Was the affrication of *z- a trait of a single Middle Chinese dialect? I don't think so, since the trait is not unique to one region and there is variation within branches (Mandarin, Wu, Min).

*dz- for 囚

[tɕʰ]: Beijing, Jinan, Hankou, Yangzhou, Nanchang

but Xi'an and Chengdu have [ɕ] < *z-

[tɕ]: Changsha

[tsʰ]: Cantonese, Chaozhou, Fuzhou

[dʑ]: Wenzhou, Shuangfeng

*z- for 囚

[ɕ]: Xi'an and Chengdu

[s]: Meixian, Xiamen

[z]: Suzhou (8.26.3:52: [z] could be from *dz-, since Suzhou has [z] but not [dz])

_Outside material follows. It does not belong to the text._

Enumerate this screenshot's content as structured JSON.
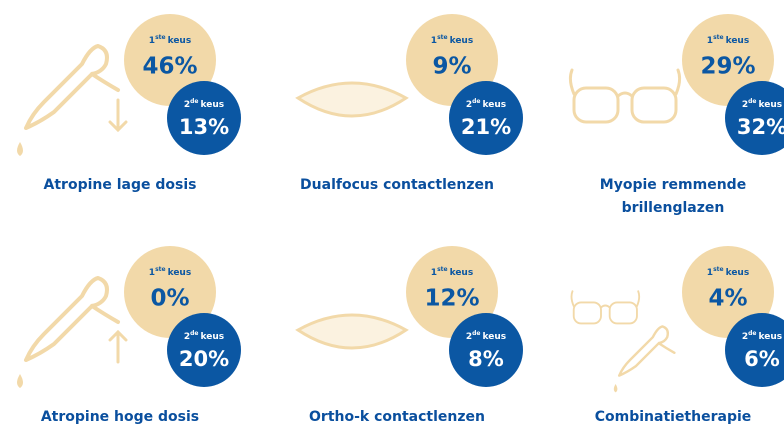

The patterns of distribution for initials descended from *dz- and *z- are similar for 詞辭 with the following exceptions:

Chengdu and Meixian have [tsʰ] < *dz-

Chaozhou and Fuzhou have [s] < *z-

Wenzhou has [z] < *z-

*z- and *dz- are phonetically similar, so it is likely that they were independently confused by speakers of more than one dialect.